The Framers of our constitution probably would have regarded the nuclear deal with Iran as a “treaty,” subject to a two thirds ratification by the Senate. At the very least they would have required Congress to approve the agreement by a majority vote. It is unlikely that it would have allowed the President alone to make so important and enduring an international agreement.

If President Obama doesn’t treat the Iran agreement with more respect, all his arguments today are beside the point. The agreement won’t have the force of law. . . .

In the two and a quarter centuries since the ratification of the Constitution, the power of the executive has expanded considerably, but the Framers would be shocked by the current situation in which the president alone gets to make an important and enduring international agreement that can be overridden only by two thirds plus one of both the senate and the house.  At the very least, this important and enduring deal should have required a majority vote of Congress. . . .

While a majority of the House and the Senate voted for this exceptional set of rules for approving the Iran agreement, it was only to assure themselves that they would have any say at all in the matter. President Obama’s position was that he could make the “executive” agreement without Congressional approval. . . .

With regard to the deal with Iran, the stakes are so high, and the deal so central to the  continuing security of the free world, that it should — as a matter of democratic governance — require more than a presidential agreement and one third plus one of both houses of Congress.  This is especially true where there is no clear consensus in favor of the deal among the American people.  Though we do not govern by polls, it seems fairly clear that a majority of Americans now oppose the deal.

Let us never forget that America is a democracy where the people ultimately rule, and if the majority of Americans continue to oppose the deal, it will ultimately be rejected, if not by this administration, than by the next. An agreement, as distinguished from a treaty does not have the force of law. It can simply be abrogated by any future president.

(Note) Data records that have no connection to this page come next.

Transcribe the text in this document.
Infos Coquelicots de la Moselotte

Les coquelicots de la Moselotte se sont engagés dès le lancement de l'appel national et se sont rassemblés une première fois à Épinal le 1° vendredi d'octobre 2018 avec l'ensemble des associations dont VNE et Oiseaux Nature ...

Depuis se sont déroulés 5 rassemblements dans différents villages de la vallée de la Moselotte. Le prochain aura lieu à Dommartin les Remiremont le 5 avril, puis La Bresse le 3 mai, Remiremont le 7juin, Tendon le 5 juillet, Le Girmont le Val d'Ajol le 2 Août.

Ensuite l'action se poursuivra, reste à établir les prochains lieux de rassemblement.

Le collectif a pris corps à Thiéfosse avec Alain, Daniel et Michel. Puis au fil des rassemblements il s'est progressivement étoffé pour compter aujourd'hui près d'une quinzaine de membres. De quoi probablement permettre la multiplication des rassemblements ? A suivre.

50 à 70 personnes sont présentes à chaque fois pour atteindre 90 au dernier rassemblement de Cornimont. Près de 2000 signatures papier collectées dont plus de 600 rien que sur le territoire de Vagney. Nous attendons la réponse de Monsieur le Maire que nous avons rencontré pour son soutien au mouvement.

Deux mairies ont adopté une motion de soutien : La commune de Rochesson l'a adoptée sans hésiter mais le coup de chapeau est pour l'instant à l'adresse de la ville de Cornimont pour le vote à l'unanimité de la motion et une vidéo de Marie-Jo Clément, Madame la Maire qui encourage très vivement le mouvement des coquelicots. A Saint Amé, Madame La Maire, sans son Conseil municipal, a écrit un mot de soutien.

Exactly. David Rivkin and Lee Casey made similar arguments last month in the Wall Street Journal. But of course Rivkin and Casey are conservative lawyers, so their concerns about bypassing the Constitution’s treaty provisions may not carry much weight with anyone who is politically left-of-center. Because Dershowitz is a well-known political leftist (and former professor of Obama at Harvard), his opinion may garner more attention. It’s nice to see some liberal/progressives growing a pair, especially those who know a little something about the Constitution (and still care about it). Dershowitz’s Harvard Law colleague, Laurence Tribe, has recently spoken out about the constitutional infirmity of Obama’s Clean Power Plan, and he has been excoriated by Obama worshippers. Dershowitz will presumably now join Tribe on the Obama Administration’s blacklist.